# Bubbles underwater

1. Feb 13, 2004

### Another God

Staff Emeritus
I'm curious about some fluid dynamics stuff, and my first series of questions I have are to do with how air rises out of water...

Having done some scuba diving, I know that divers use bladders to achieve neutral bouyancy and positive bouyancy so as to hover or rise through the water.

Now for the questions: What sort of upward force is exerted by air under water?

Take a cubic meter of air for the sake of ease. Is it the inverted equivalent of 1 cubic meter of water being tipped out of a bucket? ie: mass = 1kg, acceleration = 9.8m/s/s? (of course, the 'air resistance' would be very different to the 'water resistance') Or is it different because of the fact that the bubble is going 'up'?

I do realise that the 'upward force' being exerted by the air in the divers bladder is a consequence of the water displacement, but can someone more accurately explain how that works? How does the displaced water 'push the air up?' instead of ...well...pushing down more.

Last edited: Feb 13, 2004
2. Feb 13, 2004

### Staff: Mentor

Consider an imaginary 1 meter long cube in the water. Water pressure is squashing it on all sides. The force on the bottom of the cube pushing it upwards is greater than the force on the top pushing down (since water pressure is greater at the bottom). Archimedes principle says that the combined effect of the fluid pushing on our imaginary cube equals the weight of the fluid that the cube displaces. That's the bouyant force, acting upwards.
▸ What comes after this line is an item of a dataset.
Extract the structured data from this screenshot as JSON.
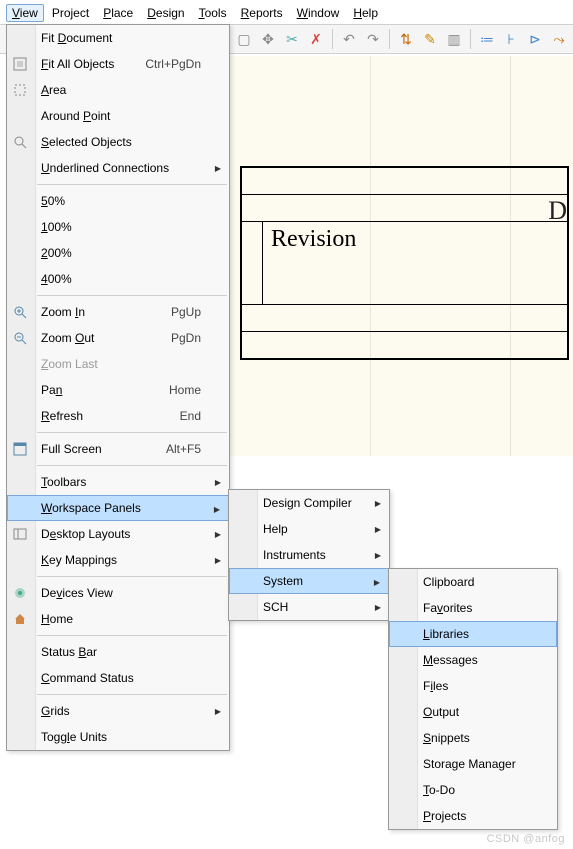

Now if the cube is filled with water, the bouyant force is balanced by the weight of the water. No surprize there... nothing happens. But if the cube is filled with... nothing... or air (something lightweight), then you have a net force acting upwards. That's how bubbles and bladders get pushed up.

The upward force is exerted by the water, not the air!

3. Feb 13, 2004

### Staff: Mentor

Yes, thats a good analogy. Air is so much lighter than water, its mass can be pretty much ignored. So a 1m^3 air pocket is a hole where 1m^3 of water should be. The buoyant force is equal to the weight of that missing water.
Another way to think of pressure is that it is equal to the weight of the column of water. If for example your hypothetical 1m^3 bucket is 10m down, it has 10m^3 of water on top of it, with a total weight of 98n and therefore a pressure acting on the top of the bucket at 98n/m^2.

But wait - the bottom of the bucket is 11m down. The pressure 11m down is 11*9.8=107.8n/m^2. And that 107.8n force is pushing up on the bubble. Since there is some missing water there, you only have 98n pushing down but have 107.8n pushing up. The difference between the two pressures (forces) is 9.8n and is equal to the net force pushing up on the bucket.

4. Feb 13, 2004

### Cliff_J

Interesting thought - wouldn't the compressibility of the air (assuming the containment vessel is not solid) need to be factored in as well?

Cliff

5. Feb 13, 2004

### chroot

Staff Emeritus
Cliff,

Yes, bubbles expand as they rise. Larger bubbles rise faster than smaller ones. Usually, large bubbles fragment into many smaller ones on the way up.

- Warren

6. Feb 14, 2004

### Another God

Staff Emeritus
so bubbles are compressable....but water isn't is it?

7. Feb 14, 2004

### LURCH

That's essentially correct. The most frequently-used comparison is that water is about as compressable as iron.